The Court disagreed, ruling that the Carmack Amendment applied because the entire line of transportation from Argentina to Boston was in fact two separate shipments. Id. at 117. The Court relied on the following factors in reaching its conclusion: (1) there was no through bill of lading from Argentina to Boston; (2) there was no privity between the railroad carrier and the ocean carrier; and (3) the contract for ocean transportation terminated at New Orleans, and “[h]aving terminated, nothing of it remained for the new, separate, and distinct domestic contract of carriage to ‘supplement.’ “ Id. The Court concluded by holding that

 

*5 If the various parties dealing with this shipment separated the carriage into distinct portions by their contracts, it is not for courts judicially to meld the portions into something they are not. The test is not where the shipment originated, but where the obligation of the carrier as receiving carrier originated.

 

Id. (emphasis added).

 

Here, it is clear that the parties dealing with the shipment separated the movement of the Array into distinct portions by separate contracts. Plaintiff contracted with STI to ship the Array from Oklahoma to the East Beltline location on behalf of its client, Spectrum.
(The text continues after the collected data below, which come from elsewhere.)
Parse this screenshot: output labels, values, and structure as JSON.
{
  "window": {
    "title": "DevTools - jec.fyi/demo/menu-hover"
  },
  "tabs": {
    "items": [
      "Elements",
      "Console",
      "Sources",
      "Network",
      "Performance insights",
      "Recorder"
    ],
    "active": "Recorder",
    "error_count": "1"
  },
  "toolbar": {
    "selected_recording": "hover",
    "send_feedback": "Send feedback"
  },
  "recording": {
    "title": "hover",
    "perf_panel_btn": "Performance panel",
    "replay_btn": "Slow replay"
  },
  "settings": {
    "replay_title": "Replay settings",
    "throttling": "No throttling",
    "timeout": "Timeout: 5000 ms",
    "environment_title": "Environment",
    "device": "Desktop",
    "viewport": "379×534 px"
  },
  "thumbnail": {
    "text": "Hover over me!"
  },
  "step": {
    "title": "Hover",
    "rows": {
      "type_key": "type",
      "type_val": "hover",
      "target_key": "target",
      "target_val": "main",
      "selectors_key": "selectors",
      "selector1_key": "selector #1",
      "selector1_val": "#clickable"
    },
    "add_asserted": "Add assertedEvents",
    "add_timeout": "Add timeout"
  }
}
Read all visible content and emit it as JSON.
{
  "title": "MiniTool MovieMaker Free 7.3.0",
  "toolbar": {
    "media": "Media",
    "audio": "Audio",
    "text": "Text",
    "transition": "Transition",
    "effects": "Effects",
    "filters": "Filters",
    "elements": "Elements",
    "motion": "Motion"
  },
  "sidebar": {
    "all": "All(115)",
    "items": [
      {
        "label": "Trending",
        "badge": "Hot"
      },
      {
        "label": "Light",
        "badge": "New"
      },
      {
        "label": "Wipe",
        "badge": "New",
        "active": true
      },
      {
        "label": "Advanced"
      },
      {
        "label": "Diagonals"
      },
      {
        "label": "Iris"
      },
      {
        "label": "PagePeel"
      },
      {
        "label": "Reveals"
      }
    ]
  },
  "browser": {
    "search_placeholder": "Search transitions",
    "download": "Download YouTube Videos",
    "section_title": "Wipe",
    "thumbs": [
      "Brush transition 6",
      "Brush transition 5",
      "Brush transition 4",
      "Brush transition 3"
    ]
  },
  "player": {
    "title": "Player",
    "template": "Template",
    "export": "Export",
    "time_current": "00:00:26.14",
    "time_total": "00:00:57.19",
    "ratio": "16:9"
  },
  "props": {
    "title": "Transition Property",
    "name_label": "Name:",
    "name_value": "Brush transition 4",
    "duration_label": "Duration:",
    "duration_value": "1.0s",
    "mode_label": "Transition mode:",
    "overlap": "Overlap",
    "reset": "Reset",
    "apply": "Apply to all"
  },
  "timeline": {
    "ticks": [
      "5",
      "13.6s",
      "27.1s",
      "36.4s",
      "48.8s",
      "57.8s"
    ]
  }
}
When the Bradford location was completed, it executed a separate contract with a separate bill of lading with Defendant Champagne to move the Array from the East Beltline location to the Bradford location. As in Reider, there is no privity between the carriers of the separate legs of the journey and no through bill of lading. The Court therefore concludes that the Carmack Amendment does not apply to the case, and will remand it to state court. Consequently, the Court need not consider the motion to dismiss, and will deny it as moot. The Court’s conclusion that the Carmack Amendment does not apply, however, is intended to be preclusive.

 

III.

For the foregoing reasons, the Court holds that the Carmack Amendment does not apply to this case. The Court will therefore grant Plaintiff’s motion to remand and deny as moot Defendants Transguard and Champagne’s motion to dismiss. Defendant University’s motion to join is therefore also moot.

 

The Court will issue an Order consistent with this Opinion.